Bu sene olmazsa seneye kesin olacak şu lanet olası turizmin bana kattığı güzel şeylerden biriside bu yabancı dil öğreniyorsun ve yurt dışında olan insanları az çok tanıyıp sohbet edip yaşadıkları ortamları kültürlerini öğreniyorsun en azından bir fikir sahibi oluyorsun.
uzun zamandır ekşi sözlük tarafında altını okuduğum, çok kasarsam kendimde de uyandıracağım histir. nedir abi, oo ben iyiyim süperim illa ki bir yer beni bulur, ilk fırsatta bakarım önüme, kaparım fırsatı, giderim.
bu düşünceyi eleştireceğim uzun uzun ama belirteyim, benim de aklımdan geçti. benim avantajım da global ortaklı bir şirkette çalışmam ve uygulamada çok az da olsa birilerinin şirketin global bacağında belli yerlerde görev alması. ama düşünmedim değil; dedim çok çalışır fark yaratırım belki bana da teklif ederler. globalden yöneticilerle yakın iletişim kurmayı sırf bunun için hayal ettim falan. enteresan geliyor.
alıp başını gidenlere saygım var. niye yapıyorsunuz da diyemem, seçimdir. doğru ya da değil, ben de bir sebeple çıkmış olsam kalmaya çalışır, en iyi şekilde gittiğim yere uyum sağlamaya uğraşırdım herhalde. bu alanda dayanışma olması da güzel, bazen hiç bilinmeyen bir yere gitmeye çalışıyor insan ve bilinmeyen fazla olduğunda en küçük destek o kişiye fayda bile getirmese moral getirir. güzel şeyler.

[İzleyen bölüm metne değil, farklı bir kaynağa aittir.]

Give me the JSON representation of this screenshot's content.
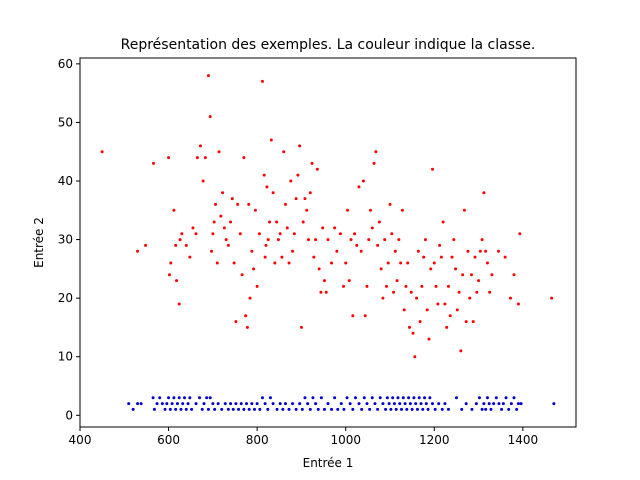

eleştireceğim konu da şu: çok uzun zamandır bize mutsuzluk pompalanıyor. idealize edilen bir yaşam tarzı var, hayatını öyle sürdürmek isteyen de kendince siktir olup gidip o hayatı yaşayabilir. ama hayır, sen de öyle yaşamak zorundasın deyip gırtlağına çökmeyi bir görev, bir mücadele edinmiş tiplerle karşı karşıyayız ve karşımızdaki hayatlarda iyi hiçbirşey yok. iyiye gitmek yok, elindekine çok şükür deyip başka birilerini uzaktan gözlemek var. uzakta kalan ve erişilemeyenin cazibesi zamanla öfke patlamaları ve müdahaleleri getiriyor ve adım adım büyük bir anafor oluşturuluyor.
mücadele edilir, üstesinden gelinir. bu da uzun bir konu, tek çözümü olmadığı için burayı işgal etmeyeceğim. ama antitez geliştireceğim. çünkü seni beni umutsuzluğa itiyorlar, öyle bir noktaya geldik ki yolda çevirip tecavüz etmeye kalksalar aman öldürmeyin deyip domalacak haldeyiz. halbuki karşımızdaki kitle oyunu kuralına göre de oynamıyor, ahlaksız namussuz ve Şeytan'ın tüm sıfatlarını taşıyan vasat tipler bunlar.
tüm bu okuduklarımdan ve naçizane hayat deneyiminden gördüğüm şudur; siktir olup gideceğin yer değil, çabalayıp hayatta kalacağın yer vatanındır. dediğim gibi gitme planı yapmakta bir sakınca yok, ama burada uğursuzlar cirit atıyor diye ilk elden bırakıp gitmeyi düşünmek olmaz. kazın ayağı pek öyle değil.
kimsede en ufak tahammül kalmadığı için gerekli görülendir. yoksa ahmet gelir mehmet gider dönemler geçer. yeter ki aynı havayı soluduğunuz insanlar, pardon canlılar birlikte yaşanabilir olsun.